Now when trying to start the node I get this

PS C:\Users\kyte7\safe> C:\Users\kyte7\safe\safenode-manager start
=================================================
             Start Safenode Services
=================================================
Refreshing the node registry...
Attempting to start safenode4...
Failed to start 1 service(s):
←[31m✕←[0m safenode4: [SC] StartService FAILED 1053:

The service did not respond to the start or control request in a timely fashion.


Error:
   0: ←[91mFailed to start one or more services←[0m

Location:
   ←[35msn_node_manager\src\cmd\node.rs←[0m:←[35m421←[0m

Backtrace omitted. Run with RUST_BACKTRACE=1 environment variable to display it.
Run with RUST_BACKTRACE=full to include source snippets.

What am I doing wrong? I assume mostly everything I don’t have a clue what I am doing.

chriso · March 31, 2024, 4:36pm

Hey Josh,

You don’t actually need to use WinSW, you just need to make it available somewhere that is on PATH. The node manager will then use it to generate service definitions.

So you can remove the configuration file–the node manager will generate one of those for each service.

The usage of the node manager is otherwise the same on Windows. So, add, then start etc.

anon26713768 · March 31, 2024, 6:27pm

Still getting the timeout, looks like the --peer is not added if you look at he status.

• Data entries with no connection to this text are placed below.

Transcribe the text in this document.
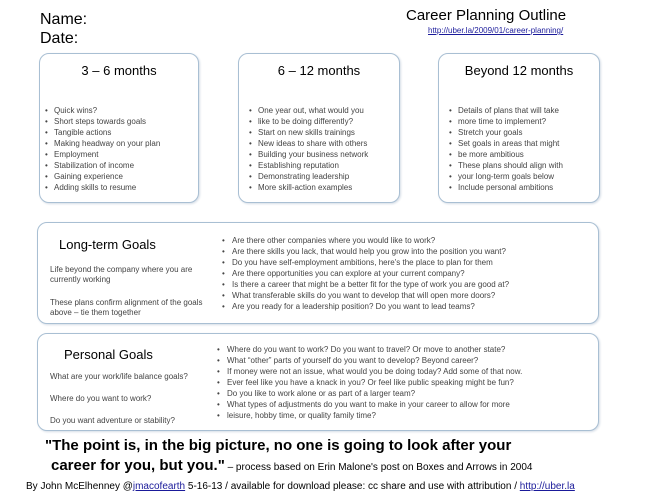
Name:
Date:
Career Planning Outline
http://uber.la/2009/01/career-planning/
3 – 6 months
• Quick wins?
• Short steps towards goals
• Tangible actions
• Making headway on your plan
• Employment
• Stabilization of income
• Gaining experience
• Adding skills to resume
6 – 12 months
• One year out, what would you
• like to be doing differently?
• Start on new skills trainings
• New ideas to share with others
• Building your business network
• Establishing reputation
• Demonstrating leadership
• More skill-action examples
Beyond 12 months
• Details of plans that will take
• more time to implement?
• Stretch your goals
• Set goals in areas that might
• be more ambitious
• These plans should align with
• your long-term goals below
• Include personal ambitions
Long-term Goals
Life beyond the company where you are currently working
These plans confirm alignment of the goals above – tie them together
• Are there other companies where you would like to work?
• Are there skills you lack, that would help you grow into the position you want?
• Do you have self-employment ambitions, here's the place to plan for them
• Are there opportunities you can explore at your current company?
• Is there a career that might be a better fit for the type of work you are good at?
• What transferable skills do you want to develop that will open more doors?
• Are you ready for a leadership position? Do you want to lead teams?
Personal Goals
What are your work/life balance goals?
Where do you want to work?
Do you want adventure or stability?
• Where do you want to work? Do you want to travel? Or move to another state?
• What “other” parts of yourself do you want to develop? Beyond career?
• If money were not an issue, what would you be doing today? Add some of that now.
• Ever feel like you have a knack in you? Or feel like public speaking might be fun?
• Do you like to work alone or as part of a larger team?
• What types of adjustments do you want to make in your career to allow for more
• leisure, hobby time, or quality family time?
"The point is, in the big picture, no one is going to look after your
career for you, but you." – process based on Erin Malone's post on Boxes and Arrows in 2004
By John McElhenney @jmacofearth 5-16-13 / available for download please: cc share and use with attribution / http://uber.la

PS C:\Windows\system32> C:\Users\kyte7\safe\safenode-manager add --count 1 --peer /ip4/144.126.194.103/udp/55644/quic-v1/p2p/12D3KooWFSYX9kwZKnsbBn263VpCkW8EvpE6DG7nBinLgF66USTT --node-port 15555 --version 0.105.2
=================================================
              Add Safenode Services
=================================================
1 service(s) to be added
Downloading safenode version 0.105.2...
Download completed: C:\Users\kyte7\AppData\Local\Temp\d3df1113-ae39-4ff0-8622-fab447431745\safenode.exe
Services Added:
 ✓ safenode1
    - Safenode path: C:\ProgramData\safenode\data\safenode1\safenode.exe
    - Data path: C:\ProgramData\safenode\data\safenode1
    - Log path: C:\ProgramData\safenode\logs\safenode1
    - RPC port: 127.0.0.1:49993
[!] Note: newly added services have not been started
PS C:\Windows\system32> C:\Users\kyte7\safe\safenode-manager start
=================================================
             Start Safenode Services
=================================================
Refreshing the node registry...
Attempting to start safenode1...
Failed to start 1 service(s):
←[31m✕←[0m safenode1: [SC] StartService FAILED 1053:

The service did not respond to the start or control request in a timely fashion.


Error:
   0: ←[91mFailed to start one or more services←[0m

Location:
   ←[35msn_node_manager\src\cmd\node.rs←[0m:←[35m421←[0m

Backtrace omitted. Run with RUST_BACKTRACE=1 environment variable to display it.
Run with RUST_BACKTRACE=full to include source snippets.
PS C:\Windows\system32> C:\Users\kyte7\safe\safenode-manager status
=================================================
                Safenode Services
=================================================
Refreshing the node registry...
Service Name       Peer ID                                              Status  Connected Peers
safenode1          -                                                    ←[33mADDED←[0m               -
PS C:\Windows\system32> C:\Users\kyte7\safe\safenode-manager add --help
Add one or more safenode services.

chriso · March 31, 2024, 6:33pm

It’s not picking up WinSW and rather is attempting to use sc.exe. The node doesn’t work with that.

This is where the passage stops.